There's a fair amount to unpack.
It is absolutely true that a satellite data network can be very useful when a device wishes to voluntarily share its position, as derived by GPS, with remote parties. So a ship at sea may very well use an Inmarsat or Iridium device to voluntarily report its position. Or an Australian rocket might do the same (source). That's not the same thing as the satellites determining the position of the tracked object.
Historically, satellites were used to determine the positions of vessels in distress (likewise aircraft), but not with great precision. That approach has been replaced by emergency locator beacons that use GPS to determine location and satellite data networks to relay the GPS-determined position (source).

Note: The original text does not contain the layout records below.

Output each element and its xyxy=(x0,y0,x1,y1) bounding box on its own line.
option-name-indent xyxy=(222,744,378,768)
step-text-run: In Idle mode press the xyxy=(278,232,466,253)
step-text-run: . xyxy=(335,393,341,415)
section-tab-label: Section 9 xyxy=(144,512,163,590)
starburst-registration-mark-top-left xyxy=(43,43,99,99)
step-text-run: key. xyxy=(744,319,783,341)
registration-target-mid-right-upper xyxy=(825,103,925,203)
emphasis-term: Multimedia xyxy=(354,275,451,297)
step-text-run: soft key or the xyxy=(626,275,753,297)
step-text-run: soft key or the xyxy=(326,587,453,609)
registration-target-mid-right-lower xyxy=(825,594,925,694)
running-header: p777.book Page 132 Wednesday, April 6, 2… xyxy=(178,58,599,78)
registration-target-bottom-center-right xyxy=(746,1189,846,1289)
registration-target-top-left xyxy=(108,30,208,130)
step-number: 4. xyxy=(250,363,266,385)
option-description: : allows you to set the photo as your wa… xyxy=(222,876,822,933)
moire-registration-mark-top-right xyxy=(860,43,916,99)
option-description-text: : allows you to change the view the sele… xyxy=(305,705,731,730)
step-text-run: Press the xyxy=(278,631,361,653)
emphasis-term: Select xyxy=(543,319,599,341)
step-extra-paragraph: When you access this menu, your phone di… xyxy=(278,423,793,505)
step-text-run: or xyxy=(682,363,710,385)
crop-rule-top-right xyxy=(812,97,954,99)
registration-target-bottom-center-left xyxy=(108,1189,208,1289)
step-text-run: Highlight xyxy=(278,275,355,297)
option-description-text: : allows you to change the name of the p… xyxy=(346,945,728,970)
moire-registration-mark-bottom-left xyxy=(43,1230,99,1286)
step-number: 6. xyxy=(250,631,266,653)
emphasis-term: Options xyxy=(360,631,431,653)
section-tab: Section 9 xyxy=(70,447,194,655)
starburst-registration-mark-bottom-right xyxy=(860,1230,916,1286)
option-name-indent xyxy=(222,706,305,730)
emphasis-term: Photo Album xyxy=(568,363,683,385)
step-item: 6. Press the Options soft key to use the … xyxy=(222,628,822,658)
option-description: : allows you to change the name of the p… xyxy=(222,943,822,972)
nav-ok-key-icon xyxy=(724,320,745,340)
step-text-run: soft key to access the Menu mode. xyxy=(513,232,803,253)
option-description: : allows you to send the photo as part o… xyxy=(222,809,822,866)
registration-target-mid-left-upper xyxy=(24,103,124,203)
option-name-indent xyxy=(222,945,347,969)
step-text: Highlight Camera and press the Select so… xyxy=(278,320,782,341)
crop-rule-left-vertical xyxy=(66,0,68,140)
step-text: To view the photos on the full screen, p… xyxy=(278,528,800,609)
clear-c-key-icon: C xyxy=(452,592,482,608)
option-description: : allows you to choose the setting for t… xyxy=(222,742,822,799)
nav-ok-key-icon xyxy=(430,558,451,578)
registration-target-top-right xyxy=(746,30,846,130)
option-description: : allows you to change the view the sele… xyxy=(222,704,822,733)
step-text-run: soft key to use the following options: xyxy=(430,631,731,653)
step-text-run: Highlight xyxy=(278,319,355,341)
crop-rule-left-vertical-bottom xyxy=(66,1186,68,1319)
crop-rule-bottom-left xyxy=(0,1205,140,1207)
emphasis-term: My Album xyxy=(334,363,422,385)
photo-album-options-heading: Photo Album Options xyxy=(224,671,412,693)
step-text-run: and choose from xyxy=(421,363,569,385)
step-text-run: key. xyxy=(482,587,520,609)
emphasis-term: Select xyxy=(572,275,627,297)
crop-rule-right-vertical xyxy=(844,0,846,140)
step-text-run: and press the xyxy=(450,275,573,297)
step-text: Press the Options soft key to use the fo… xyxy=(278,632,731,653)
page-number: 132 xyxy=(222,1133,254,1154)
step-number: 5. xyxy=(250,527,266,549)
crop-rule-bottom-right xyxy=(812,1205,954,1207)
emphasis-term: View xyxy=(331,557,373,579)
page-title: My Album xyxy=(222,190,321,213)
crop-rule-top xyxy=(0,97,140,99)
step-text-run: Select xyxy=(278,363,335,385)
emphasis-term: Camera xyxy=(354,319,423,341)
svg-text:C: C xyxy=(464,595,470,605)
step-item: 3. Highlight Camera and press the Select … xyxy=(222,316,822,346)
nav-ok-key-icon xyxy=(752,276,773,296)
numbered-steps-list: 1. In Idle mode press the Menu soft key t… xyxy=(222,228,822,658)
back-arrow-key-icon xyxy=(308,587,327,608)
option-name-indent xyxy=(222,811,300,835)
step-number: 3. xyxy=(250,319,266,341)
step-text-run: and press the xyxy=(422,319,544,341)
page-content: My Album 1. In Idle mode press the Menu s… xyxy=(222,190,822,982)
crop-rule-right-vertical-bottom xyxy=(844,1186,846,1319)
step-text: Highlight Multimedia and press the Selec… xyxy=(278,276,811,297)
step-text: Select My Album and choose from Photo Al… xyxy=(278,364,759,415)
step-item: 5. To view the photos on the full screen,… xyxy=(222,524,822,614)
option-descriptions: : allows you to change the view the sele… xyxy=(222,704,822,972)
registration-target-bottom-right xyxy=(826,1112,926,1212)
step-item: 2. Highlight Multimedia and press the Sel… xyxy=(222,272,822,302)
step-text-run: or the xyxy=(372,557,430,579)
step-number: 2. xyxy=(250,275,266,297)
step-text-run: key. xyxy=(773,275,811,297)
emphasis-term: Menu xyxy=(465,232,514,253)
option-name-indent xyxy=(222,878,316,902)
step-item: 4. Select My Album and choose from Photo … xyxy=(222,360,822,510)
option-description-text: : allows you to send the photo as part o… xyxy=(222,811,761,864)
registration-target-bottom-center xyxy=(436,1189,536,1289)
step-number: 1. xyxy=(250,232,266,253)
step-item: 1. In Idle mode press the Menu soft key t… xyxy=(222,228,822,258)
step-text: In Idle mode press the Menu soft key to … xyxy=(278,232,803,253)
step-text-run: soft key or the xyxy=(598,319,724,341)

None of the above is directly relevant to current efforts to add satellite service to regular cellular phones. As mentioned earlier (de0u), those efforts center on basically picking up a regular terrestrial LTE base station and putting it in orbit, and then tweaking LTE protocol parameters so that it works. Lofting a terrestrial LTE base station into orbit does not automatically improve its ability to localize handsets beyond the baseline ability of the millions of existing LTE base stations that are already localizing LTE handsets.
So:
- Satellites can be used to localize objects, but not all that well compared to using on-device GPS to localize and using a satellite network to voluntarily relay the position determined by the device.
- Adding "satellite" capabilities to regular cellular phones is about extending LTE service to orbital platforms. It is not the same set of capabilities as Iridium or Inmarsat service.
If you are in position to cite sources supporting the claim that tweaking LTE protocol parameters to enable communicating with in-orbit LTE base stations would somehow pose a privacy threat, perhaps because an orbiting LTE base station would be better at localizing a handset than all of the existing fixed LTE base stations, sharing that information would be great.